The jury at the month-long Manitoba Court of Queen’s Bench trial has heard that Lise Danais, 51, had filed a complaint against one of her co-workers at some point before she was found in critical condition in her Rockcliffe Road house on the morning of March 26, 2019. She was rushed to hospital but died shortly afterward.
A youth known to her was charged close to five months later. He cannot be named under the Youth Criminal Justice Act, and CBC News is not revealing some details in the case as they could identify him.
In court Monday, the youth’s lawyer, Matt Gould, argued that the evidence against his client was mostly circumstantial and questioned why other possibilities weren’t investigated more thoroughly.
Court heard that the co-worker, who testified during the trial but can’t be identified due to a publication ban, told police that he was at work the day Danais was killed. Electronic records proved that he was there, court heard.
Danais had been on leave for health reasons at the time of her death.
Gould argued those electronic records could have been faked. He told the court the man’s manager could not say for certain that she saw her employee at work on March 26, 2019 — only that she would have noticed if he wasn’t there.
Gould also told the jury the man had turned the security cameras at his house off the day before Danais was killed.
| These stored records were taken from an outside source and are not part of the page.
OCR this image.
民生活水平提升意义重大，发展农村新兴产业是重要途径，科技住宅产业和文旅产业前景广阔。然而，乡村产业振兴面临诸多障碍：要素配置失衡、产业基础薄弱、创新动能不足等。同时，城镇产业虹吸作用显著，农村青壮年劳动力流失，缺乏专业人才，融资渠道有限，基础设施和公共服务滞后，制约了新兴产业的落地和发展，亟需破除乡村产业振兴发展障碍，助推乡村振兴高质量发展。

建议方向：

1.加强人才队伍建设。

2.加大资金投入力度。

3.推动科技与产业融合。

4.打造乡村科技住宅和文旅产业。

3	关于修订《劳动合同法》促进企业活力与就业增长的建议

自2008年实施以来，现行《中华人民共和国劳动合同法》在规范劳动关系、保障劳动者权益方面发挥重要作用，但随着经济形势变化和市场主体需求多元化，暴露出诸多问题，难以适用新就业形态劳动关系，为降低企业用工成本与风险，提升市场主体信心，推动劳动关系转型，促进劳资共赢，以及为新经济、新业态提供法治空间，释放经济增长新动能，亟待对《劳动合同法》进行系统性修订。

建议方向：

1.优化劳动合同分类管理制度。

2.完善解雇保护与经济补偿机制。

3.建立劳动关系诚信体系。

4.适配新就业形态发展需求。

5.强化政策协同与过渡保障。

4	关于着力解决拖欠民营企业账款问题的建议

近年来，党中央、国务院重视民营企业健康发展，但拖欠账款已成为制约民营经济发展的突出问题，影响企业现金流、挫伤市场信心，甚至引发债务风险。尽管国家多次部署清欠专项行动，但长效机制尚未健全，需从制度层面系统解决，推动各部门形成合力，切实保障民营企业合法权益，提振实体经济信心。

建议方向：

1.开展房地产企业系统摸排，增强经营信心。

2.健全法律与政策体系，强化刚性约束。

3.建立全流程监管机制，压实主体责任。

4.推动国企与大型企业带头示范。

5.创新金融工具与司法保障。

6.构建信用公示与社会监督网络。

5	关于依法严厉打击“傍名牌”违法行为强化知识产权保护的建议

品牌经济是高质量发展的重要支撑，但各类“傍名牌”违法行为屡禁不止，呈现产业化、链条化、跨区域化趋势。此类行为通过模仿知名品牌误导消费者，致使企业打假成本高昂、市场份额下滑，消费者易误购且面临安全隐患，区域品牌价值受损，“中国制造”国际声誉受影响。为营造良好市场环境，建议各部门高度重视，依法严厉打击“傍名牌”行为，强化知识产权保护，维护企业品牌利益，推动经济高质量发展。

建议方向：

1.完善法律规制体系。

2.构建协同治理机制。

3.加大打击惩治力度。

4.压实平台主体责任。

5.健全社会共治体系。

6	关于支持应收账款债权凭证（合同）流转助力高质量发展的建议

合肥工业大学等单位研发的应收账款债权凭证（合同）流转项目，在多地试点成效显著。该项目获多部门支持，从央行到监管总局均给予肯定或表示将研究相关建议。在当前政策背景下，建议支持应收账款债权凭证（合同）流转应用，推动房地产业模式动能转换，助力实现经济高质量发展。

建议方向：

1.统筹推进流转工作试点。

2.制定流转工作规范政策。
Meanwhile, Danais had told friends and family that she was thinking of getting security cameras for her home because she felt afraid, Gould told the court.
Crime of opportunity
Over the course of the trial, the Crown presented evidence they said proves the youth was the only person who had the time and opportunity to kill Danais.
That evidence included DNA found at the scene and video surveillance that showed the youth was the only person to leave and enter Danais’s home the morning she was found.
Police testified during the trial that they found no signs of forced entry or indication that someone had broken in.
Danais also had a very protective, aggressive dog, which would have alerted her to an intruder or tried to protect her, Crown prosecutor Jennifer Mann said during closing arguments.
Mann said the youth arranged to have the dog out of the home the morning Danais died, so he wouldn’t have to deal with it.
Mann also argued that text messages between Danais and the youth show that she was “needy,” and relied on him to run errands and for emotional support.
Though no murder weapon was recovered, Mann told jurors that put together, all the evidence points to the youth as the killer.
“This case is like a puzzle,” she said.
“Each piece of evidence on its own could be explained, but put them together and the picture of Lise Danais’s murder is clear.”
Defence lawyer Gould told jurors the Crown was stretching reason in order to make the youth look guilty.
The DNA evidence could be explained by the fact that the youth was in Danais’s home often, while the video surveillance was from neighbours’ homes across the street and may not have captured everything, Gould argued.
In the thousands of pages of text messages between Danais and the accused presented as evidence, they never appeared to argue or be hostile to one another, he said.
Gould also questioned why DNA evidence found at the crime scene from an unknown male wasn’t further pursued, or why police didn’t try looking for the murder weapon at the Brady Landfill, given that Danais was killed on a garbage pickup day.
All that, taken together, should be enough to create reasonable doubt and return a not-guilty verdict, Gould argued.
The trial resumes Wednesday, when jurors will receive instructions from Court of Queen’s Bench Justice Anne Turner.